Call It Unresponsive Or Complicit
Fuller was quite restrained in his remarks. Most of the others were unprintable. The message was the same, though: The rating companies really didn't do a good job on this one.
Know this: Some people on Wall Street, presumably the ones who didn't help set up these kinds of deals, or sell them, are really annoyed at the rating companies. They say this isn't just the usual case of being late and unresponsive; the rating companies were complicit in the subprime meltdown, bordering on the irresponsible.
It's one thing, after all, for subprime borrowers to be thrown out of their homes. It's quite another for other separate groups - including Wall Street firms, yes, but also state and local pension funds - to lose money because of the manic securitization of those mortgages.
This little episode has a way to go. If I had to bet, I'd say that we're much closer to the beginning of the real estate revaluation than to the end. For bankers, this means more losses ahead, lower bonuses, job losses.
And, if my e-mail is any indication, retribution.

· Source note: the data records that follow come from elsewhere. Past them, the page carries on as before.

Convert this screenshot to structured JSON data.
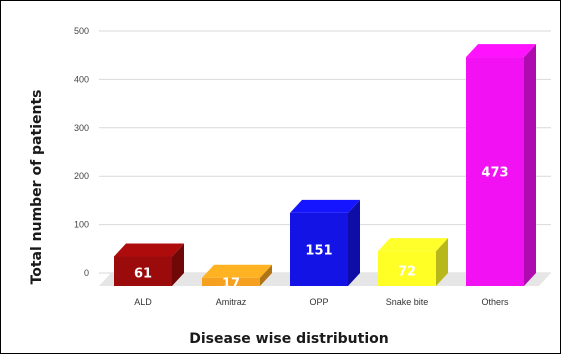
{
  "chart_data": {
    "type": "bar",
    "title": "",
    "xlabel": "Disease wise distribution",
    "ylabel": "Total number of patients",
    "categories": [
      "ALD",
      "Amitraz",
      "OPP",
      "Snake bite",
      "Others"
    ],
    "values": [
      61,
      17,
      151,
      72,
      473
    ],
    "data_labels": [
      "61",
      "17",
      "151",
      "72",
      "473"
    ],
    "yticks": [
      0,
      100,
      200,
      300,
      400,
      500
    ],
    "ylim": [
      0,
      500
    ],
    "grid": true,
    "legend": "none",
    "colors": [
      "#9b0b0b",
      "#f5a01e",
      "#1313e6",
      "#ffff26",
      "#f211f2"
    ],
    "label_colors": [
      "#ffffff",
      "#ffffff",
      "#ffffff",
      "#ffffff",
      "#ffffff"
    ]
  }
}
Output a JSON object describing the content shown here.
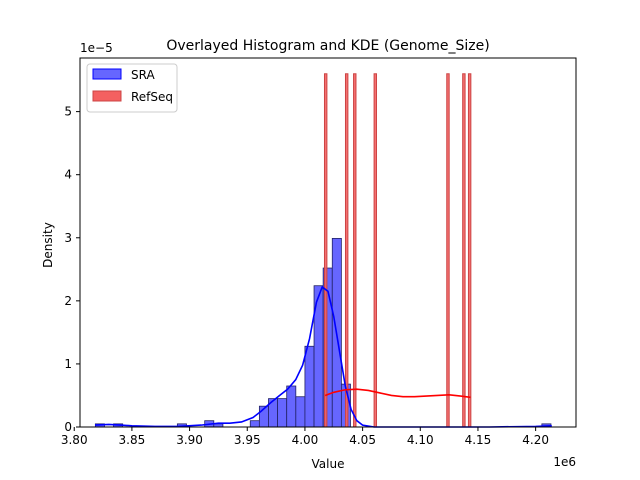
{
  "chart_data": {
    "type": "histogram",
    "title": "Overlayed Histogram and KDE (Genome_Size)",
    "xlabel": "Value",
    "ylabel": "Density",
    "x_scale_label": "1e6",
    "y_scale_label": "1e−5",
    "xlim": [
      3.805,
      4.235
    ],
    "ylim": [
      0,
      5.85
    ],
    "x_ticks": [
      3.8,
      3.85,
      3.9,
      3.95,
      4.0,
      4.05,
      4.1,
      4.15,
      4.2
    ],
    "x_tick_labels": [
      "3.80",
      "3.85",
      "3.90",
      "3.95",
      "4.00",
      "4.05",
      "4.10",
      "4.15",
      "4.20"
    ],
    "y_ticks": [
      0,
      1,
      2,
      3,
      4,
      5
    ],
    "y_tick_labels": [
      "0",
      "1",
      "2",
      "3",
      "4",
      "5"
    ],
    "grid": false,
    "legend_position": "top-left",
    "series": [
      {
        "name": "SRA",
        "color": "#0000ff",
        "fill": "#6666ff",
        "bin_width": 0.0079,
        "bin_starts": [
          3.8183,
          3.8262,
          3.8341,
          3.842,
          3.8499,
          3.8578,
          3.8657,
          3.8736,
          3.8815,
          3.8894,
          3.8973,
          3.9052,
          3.9131,
          3.921,
          3.9289,
          3.9368,
          3.9447,
          3.9526,
          3.9605,
          3.9684,
          3.9763,
          3.9842,
          3.9921,
          4.0,
          4.0079,
          4.0158,
          4.0237,
          4.0316,
          4.0395,
          4.0474,
          4.0553,
          4.0632,
          4.0711,
          4.079,
          4.0869,
          4.0948,
          4.1027,
          4.1106,
          4.1185,
          4.1264,
          4.1343,
          4.1422,
          4.1501,
          4.158,
          4.1659,
          4.1738,
          4.1817,
          4.1896,
          4.1975,
          4.2054
        ],
        "densities": [
          0.05,
          0.0,
          0.05,
          0.0,
          0.0,
          0.0,
          0.0,
          0.0,
          0.0,
          0.05,
          0.0,
          0.0,
          0.1,
          0.05,
          0.0,
          0.0,
          0.0,
          0.1,
          0.33,
          0.45,
          0.45,
          0.65,
          0.48,
          1.28,
          2.24,
          2.52,
          2.99,
          0.68,
          0.0,
          0.0,
          0.0,
          0.0,
          0.0,
          0.0,
          0.0,
          0.0,
          0.0,
          0.0,
          0.0,
          0.0,
          0.0,
          0.0,
          0.0,
          0.0,
          0.0,
          0.0,
          0.0,
          0.0,
          0.0,
          0.05
        ],
        "kde_x": [
          3.818,
          3.83,
          3.84,
          3.85,
          3.87,
          3.89,
          3.91,
          3.925,
          3.935,
          3.945,
          3.955,
          3.962,
          3.97,
          3.978,
          3.985,
          3.992,
          3.998,
          4.004,
          4.01,
          4.015,
          4.02,
          4.025,
          4.03,
          4.035,
          4.04,
          4.045,
          4.05,
          4.06,
          4.08,
          4.12,
          4.16,
          4.2,
          4.214
        ],
        "kde_y": [
          0.03,
          0.04,
          0.03,
          0.02,
          0.01,
          0.01,
          0.03,
          0.06,
          0.06,
          0.08,
          0.15,
          0.25,
          0.38,
          0.5,
          0.6,
          0.75,
          0.98,
          1.4,
          1.98,
          2.22,
          2.15,
          1.75,
          1.2,
          0.65,
          0.28,
          0.1,
          0.03,
          0.0,
          0.0,
          0.0,
          0.0,
          0.01,
          0.02
        ]
      },
      {
        "name": "RefSeq",
        "color": "#cc4444",
        "fill": "#f46060",
        "kde_color": "#ff0000",
        "bar_width": 0.0021,
        "bar_centers": [
          4.018,
          4.0362,
          4.0432,
          4.061,
          4.124,
          4.1378,
          4.1428
        ],
        "bar_height": 5.6,
        "kde_x": [
          4.0175,
          4.025,
          4.035,
          4.045,
          4.055,
          4.065,
          4.075,
          4.085,
          4.095,
          4.105,
          4.115,
          4.125,
          4.135,
          4.1435
        ],
        "kde_y": [
          0.5,
          0.55,
          0.59,
          0.6,
          0.58,
          0.54,
          0.5,
          0.48,
          0.48,
          0.49,
          0.5,
          0.51,
          0.49,
          0.47
        ]
      }
    ]
  }
}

There are a lot of people who normally wouldn't press for reform of any aspect of the securities business, who seem likely to press the case against the rating companies. They want retribution, and they want resolution.
By that I mean they want the full, behind-the-scenes story, a comprehensive, definitive report, presumably with some agency of the government's imprimatur on the cover. How did this happen? Why didn't they save us from ourselves? Who's responsible?
Rating company critics may get some kind of regulation, but I don't think they are going to get resolution, especially not from the SEC. The housing collapse seems more like a case of cupidity and stupidity, rather than outright fraud. But you never know. Someone's got to pay for those $400 billion (and climbing) in losses.